Chesapeake outdoor guide Captain Chris Dollar brings up-to-date insight to the Bay Bulletin. Check in weekly to see what’s happening out there.

At dawn on December 11, skim ice coated my creek as shotgun reports echoed off the water and ushered in the third split of Maryland’s 2018-19 duck season. Virginia’s duck season reopens December 15 and runs through January 27. The Maryland Canada goose season opens December 14 and runs through February 2. Virginia’s goose season reopens December 21 and ends on January 27. Maryland whitetail and sika deer seasons run from December 15 through 29. And, in case you needed reminding, come 11:59 p.m. on December 15, Maryland’s 2018 rockfish season will be in the books. After that, it’s catch and release only until February 28 when the spawning reaches are closed to any targeted striped bass fishing.  The Potomac River and Virginia’s portion of the Bay remains open until December 31. Year-round striper fishing is allowed in the Atlantic Ocean, coastal bays and tributaries.

Dr. Hamish Small, a scientist at VIMS by way of Scotland, with a portly triggerfish caught recently on a wreck off the Virginia coast. (Photo courtesy Dr. Ken Neill III)

Dr. Hamish Small, a scientist at VIMS by way of Scotland, with a portly triggerfish caught recently on a wreck off the Virginia coast. (Photo courtesy Dr. Ken Neill III)

Monday’s storms dropped varying amounts of the fluffy stuff. For example, Southern Maryland (Point Lookout area) got six inches. It’s still cold, so it’s possible icy conditions on deck will require extra caution. Bay water temps are also cold, mostly in the mid-to lower 40Fs, and dropping in some spots. Many anglers and some charter captains have pulled their boats for the year, but those still fishing have been doing pretty well, all things considered. The key factor is putting in the time. In the Annapolis area, Captain Randy Dean on Bay Hunter is catching daily limits fishing the Chesapeake Bay Bridge rocks and pilings by first finding the stripers on the fish meter, and then by dropping tandem bucktail jigs on them. Captain Matt Marceron is catching rockfish along the channel edges between buoy 84a and Bloody Point trolling “deep umbrellas and small bucktails, slow and low.” The action at the top of Tangier Sound (HI and buoys 72-76) and Point Lookout to Smith Point has slowed way down, but skippers like Captain Harry Nield of Kingfish II Charters are still at it, trolling on the bottom. Captain Jeff Popp on Vista Lady ended his season at Point Lookout on a good note. Jigging is possible but you’ll cover a lot of water to find the schools.

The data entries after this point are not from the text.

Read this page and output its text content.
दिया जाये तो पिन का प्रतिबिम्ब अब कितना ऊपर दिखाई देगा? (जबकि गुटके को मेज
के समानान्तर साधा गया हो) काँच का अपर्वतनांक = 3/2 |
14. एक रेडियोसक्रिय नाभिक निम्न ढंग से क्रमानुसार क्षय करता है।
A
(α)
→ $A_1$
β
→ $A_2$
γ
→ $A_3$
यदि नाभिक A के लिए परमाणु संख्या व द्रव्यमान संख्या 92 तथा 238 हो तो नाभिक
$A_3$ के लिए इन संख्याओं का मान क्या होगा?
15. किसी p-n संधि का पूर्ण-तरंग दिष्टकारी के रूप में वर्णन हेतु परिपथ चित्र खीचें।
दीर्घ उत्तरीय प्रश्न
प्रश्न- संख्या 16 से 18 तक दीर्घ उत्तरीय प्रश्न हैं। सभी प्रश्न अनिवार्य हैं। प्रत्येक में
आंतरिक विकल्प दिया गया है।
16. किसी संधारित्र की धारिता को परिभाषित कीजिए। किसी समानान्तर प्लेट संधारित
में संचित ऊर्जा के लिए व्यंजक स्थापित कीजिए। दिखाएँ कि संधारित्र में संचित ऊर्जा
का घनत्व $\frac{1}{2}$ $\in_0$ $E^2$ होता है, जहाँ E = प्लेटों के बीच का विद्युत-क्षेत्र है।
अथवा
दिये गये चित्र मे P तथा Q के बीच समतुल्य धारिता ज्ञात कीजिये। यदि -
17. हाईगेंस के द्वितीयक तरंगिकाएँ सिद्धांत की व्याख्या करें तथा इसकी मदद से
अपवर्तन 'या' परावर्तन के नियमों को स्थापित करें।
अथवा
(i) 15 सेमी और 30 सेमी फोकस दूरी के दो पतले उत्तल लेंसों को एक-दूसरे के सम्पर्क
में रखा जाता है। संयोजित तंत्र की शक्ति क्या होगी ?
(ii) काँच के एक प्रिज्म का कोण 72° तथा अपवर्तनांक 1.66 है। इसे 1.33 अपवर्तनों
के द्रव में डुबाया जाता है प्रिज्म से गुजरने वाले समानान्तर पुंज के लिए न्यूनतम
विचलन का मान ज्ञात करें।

Virginians continue to chase stripers from Plantation Light and buoy 42 to the oceanfront. Alan Yeattes of Emporia, VA is the new leader in the striper category of the Virginia Saltwater Fishing Tournament with a 54-pounder he caught near The Cell. In general, trolling mojo or drifting eels catches a larger grade of fish, but casting flies and lures to Chesapeake Bay Bridge Tunnel structure is a hoot. Offshore tautog fishing is playing second fiddle to rockfishing, but that’ll change once the season ends. 

Off the coast, some head boats have called it a wrap as the sea bass season is set to close at month’s end. Captain Drew Payne of The Big Worm has moved his boat to Virginia Beach where his clients are catching a nice grade of sea bass along with some triggerfish and hake. Further south, giant (and not so giant) bluefins are being caught off of Morehead City, NC. 

Even as the Bay and ocean fisheries wind down, there’s still plenty of other fish to chase. White perch are holding on the deeper bars. Try dropping down a trout bomb, tandem feather jig, a bloodworm (if you can get it), or a bull minnow on a bottom rig with a dropper fly. Fish it slowly. Yellow perch and other panfish are also around and the brackish and freshwater fishing can be outstanding. To wit: Maryland DNR’s top sportfishing guru Keith Lockwood reported last week that William Warrington, Jr. caught and released an impressive 40-inch northern pike at Loch Raven Reservoir. Friends have been having a ball with chain pickerel on Eastern Shore ponds and creeks, especially where the underwater grasses and other vegetation have died back.